When scrolling through the #onionhack hashtag on TikTok, you’ll find two camps of true onion-hack believers. TikTok duo @partyshirt went viral testing out @cerealeatingghost’s onion hack that told onion-cutters to place a wet paper towel on their cutting board. The idea behind this is that the acid onions release is attracted to a water source (aka your eyes and nose), so if you place another water source — in this case, a wet paper towel — closer to the onions and their tear-inducing acids, then you shouldn’t cry. In the TikTok, @partyshirt tested the hack out with a red onion and found that it worked: They were both tear-free.

The other half of OnionTok says that leaving the root of the onion on while cutting it works best because the acid lives in the root; so, if you don’t cut the root off, then the acid can’t be released. This method seemed a little more difficult to execute to me because it involves horizontal cutting, but I am an explorer and a risk-taker and will do anything for investigative onion journalism, so I faced my fears and got chopping.
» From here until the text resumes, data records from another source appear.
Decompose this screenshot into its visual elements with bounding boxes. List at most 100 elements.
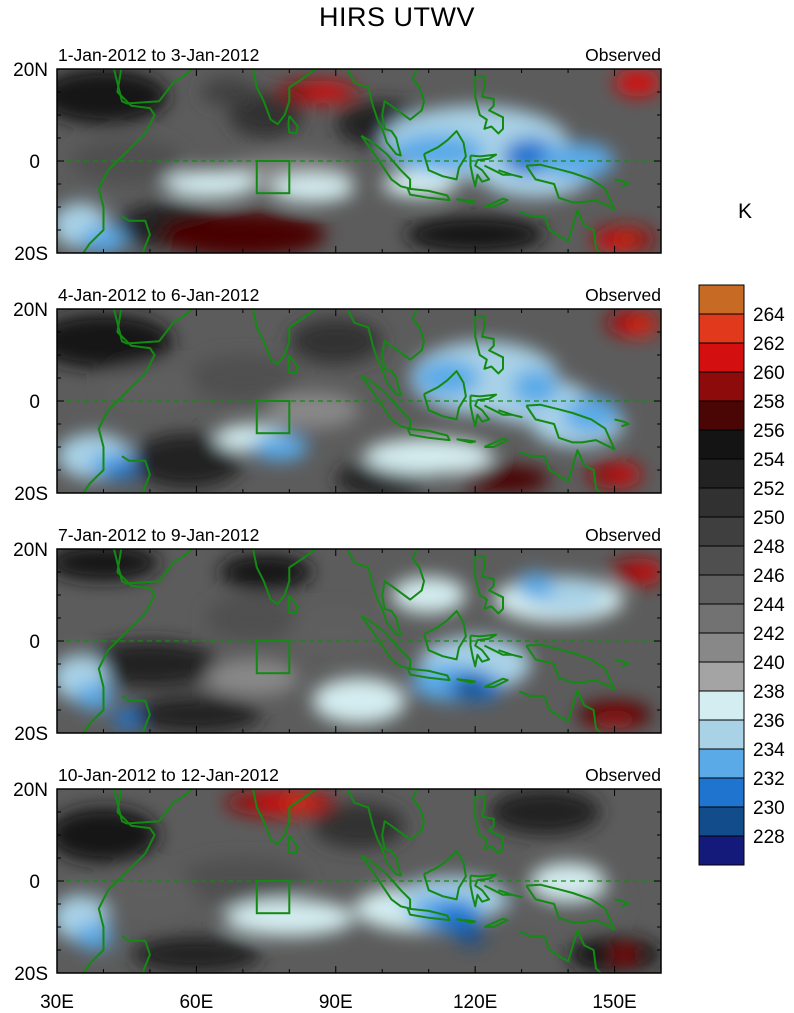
contour-blob [433, 904, 480, 932]
lat-tick-label: 0 [29, 872, 40, 893]
coastline [483, 437, 509, 448]
panel-label: Observed [585, 285, 661, 305]
contour-blob [163, 170, 257, 198]
contour-blob [266, 391, 359, 429]
contour-blob [131, 936, 262, 973]
colorbar-label: 252 [753, 479, 785, 500]
coastline [112, 789, 194, 825]
contour-blob [57, 807, 160, 863]
colorbar-unit: K [738, 200, 753, 223]
coastline [82, 789, 156, 973]
colorbar-swatch [698, 719, 745, 750]
colorbar-label: 246 [753, 566, 785, 587]
contour-blob [609, 947, 638, 962]
region-box [255, 400, 291, 435]
coastline [525, 403, 616, 451]
coastline [406, 427, 451, 442]
coastline [252, 789, 318, 846]
coastline [456, 198, 477, 204]
panel-label: Observed [585, 45, 661, 65]
contour-blob [382, 170, 457, 198]
coastline [469, 633, 498, 668]
coastline [456, 678, 477, 684]
colorbar-label: 244 [753, 595, 785, 616]
coastline [252, 309, 318, 366]
coastline [525, 643, 616, 691]
contour-blob [619, 234, 638, 244]
coastline [423, 850, 467, 901]
colorbar-label: 254 [753, 450, 785, 471]
panel-date-range: 7-Jan-2012 to 9-Jan-2012 [58, 525, 259, 545]
coastline [518, 689, 603, 733]
contour-blob [391, 133, 485, 171]
lat-tick-label: 20S [14, 244, 48, 265]
coastline [525, 883, 616, 931]
lat-tick-label: 0 [29, 632, 40, 653]
coastlines [82, 69, 630, 253]
utwv-field [57, 309, 661, 493]
colorbar-swatch [698, 661, 745, 692]
contour-blob [391, 576, 466, 614]
coastline [82, 309, 156, 493]
colorbar-swatch [698, 487, 745, 518]
lon-tick-label: 150E [592, 992, 636, 1013]
contour-blob [131, 433, 243, 489]
lat-tick-label: 0 [29, 152, 40, 173]
coastline [346, 789, 425, 877]
colorbar-swatch [698, 574, 745, 605]
coastline [82, 69, 156, 253]
contour-blob [563, 396, 620, 434]
region-box [255, 880, 291, 915]
lon-tick-label: 90E [319, 992, 353, 1013]
contour-blob [270, 174, 355, 203]
page-title: HIRS UTWV [319, 2, 475, 32]
contour-blob [312, 677, 406, 724]
colorbar-swatch [698, 429, 745, 460]
contour-blob [609, 467, 638, 482]
coastline [483, 197, 509, 208]
coastline [483, 644, 523, 659]
coastline [287, 115, 299, 135]
contour-blob [70, 138, 183, 184]
utwv-field [57, 549, 661, 733]
colorbar-swatch [698, 400, 745, 431]
contour-blob [489, 789, 601, 835]
coastline [406, 667, 451, 682]
utwv-field [57, 69, 661, 253]
contour-blob [289, 608, 383, 655]
colorbar-swatch [698, 458, 745, 489]
lat-tick-label: 20S [14, 724, 48, 745]
colorbar-swatch [698, 284, 745, 315]
lon-tick-label: 30E [40, 992, 74, 1013]
coastline [474, 794, 504, 855]
colorbar: 264 262 260 258 256 254 252 250 248 246 244 242 240 2… [698, 284, 785, 866]
map-panel: 20N 0 20S 4-Jan-2012 to 6-Jan-2012 Observed [13, 285, 662, 505]
lat-tick-label: 20N [13, 300, 48, 321]
coastline [287, 835, 299, 855]
contour-blob [108, 460, 136, 480]
contour-blob [75, 922, 113, 950]
panel-date-range: 10-Jan-2012 to 12-Jan-2012 [58, 765, 279, 785]
contour-blob [633, 317, 652, 329]
axis-ticks [56, 788, 662, 974]
colorbar-swatch [698, 835, 745, 866]
coastline [423, 130, 467, 181]
coastlines [82, 309, 630, 493]
lon-tick-label: 60E [179, 992, 213, 1013]
map-panel: 20N 0 20S 1-Jan-2012 to 3-Jan-2012 Observed [13, 45, 662, 265]
coastline [483, 164, 523, 179]
utwv-field [57, 789, 661, 973]
axis-ticks [56, 548, 662, 734]
contour-blob [80, 225, 127, 253]
colorbar-label: 262 [753, 334, 785, 355]
coastline [518, 209, 603, 253]
contour-blob [516, 572, 555, 600]
coastline [614, 898, 630, 908]
colorbar-swatch [698, 748, 745, 779]
map-panel: 20N 0 20S 10-Jan-2012 to 12-Jan-2012 Observe… [13, 765, 662, 985]
coastline [287, 355, 299, 375]
coastline [121, 695, 151, 733]
contour-blob [289, 318, 383, 365]
contour-blob [80, 641, 220, 687]
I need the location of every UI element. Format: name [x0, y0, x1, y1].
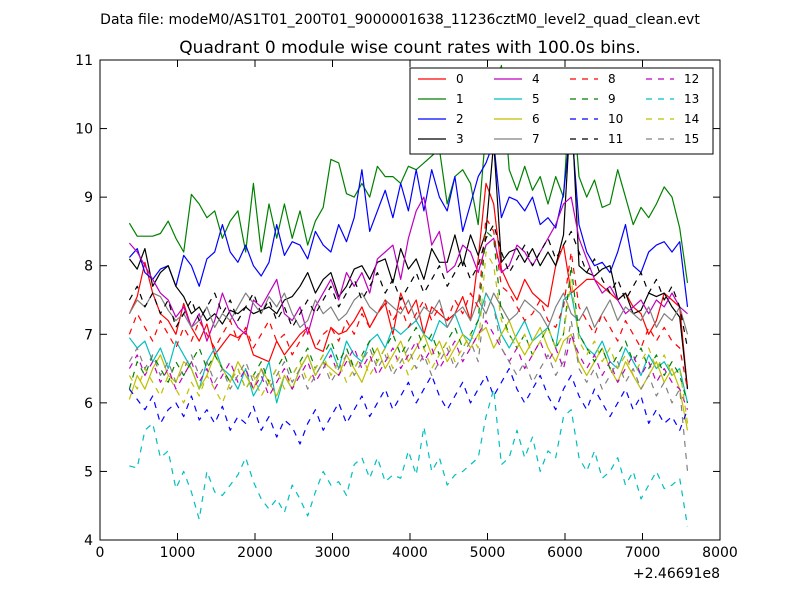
legend-label-6: 6: [532, 112, 540, 126]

Now, I am not a scientist, nor did I do well in high school biology, but I do vaguely remember enough about lab processes, so I know that variables are important. In this experiment, the variable is the type of onion. I got three onions to test — a red onion (which is what appears in most of the viral TikToks), a yellow onion, and a white onion. With each onion, I tried the Paper Towel Method and the Root-On Method and recorded my results. Ahead, please find my very scientific findings — I believe in the science community we call this a scientific report, but don’t quote me because, again, I’m firmly not a scientist.

Paper Towel Method

This method, for the most part, failed spectacularly. It worked best with the yellow onion, but as soon as I moved from slicing to dicing, my eyes filled with tears. The white onion and red onion both stung almost immediately. I tried varying amounts of wetness, from damp to sopping, on the paper towel, and even tried cutting the onion directly on top of it, but with every stroke of the knife, the sting worsened. Honestly, I think if this method works for you, you are either magical or are cutting quick enough to not fully soak up the onion juice. Basically, 0/10: I do not recommend, unless you are a wizard.

Root-On Method

I had a bit more success with this method, particularly when it came to the white onion. I cut an entire half of a white onion without crying. However, once the root was completely cut off, the acid reached my eyes and nose and I definitely cried. The yellow onion started off strong, but my eyes started stinging a quarter of the way through. The red onion, which apparently is not even supposed to make people cry at all, was the worst of the three, and I started to cry the second I sliced into it — even with the root on.

The moral of the story is: TikTok hacks are not always effective, and my eyes are sensitive as all hell. If this worked for you, congratulations, you are further evolved than me. And while I’m not above the viral TikTok clear-pot-lid-in-a-hood move in a pinch, for now, I’ll be sticking to my tried-and-true onion goggles.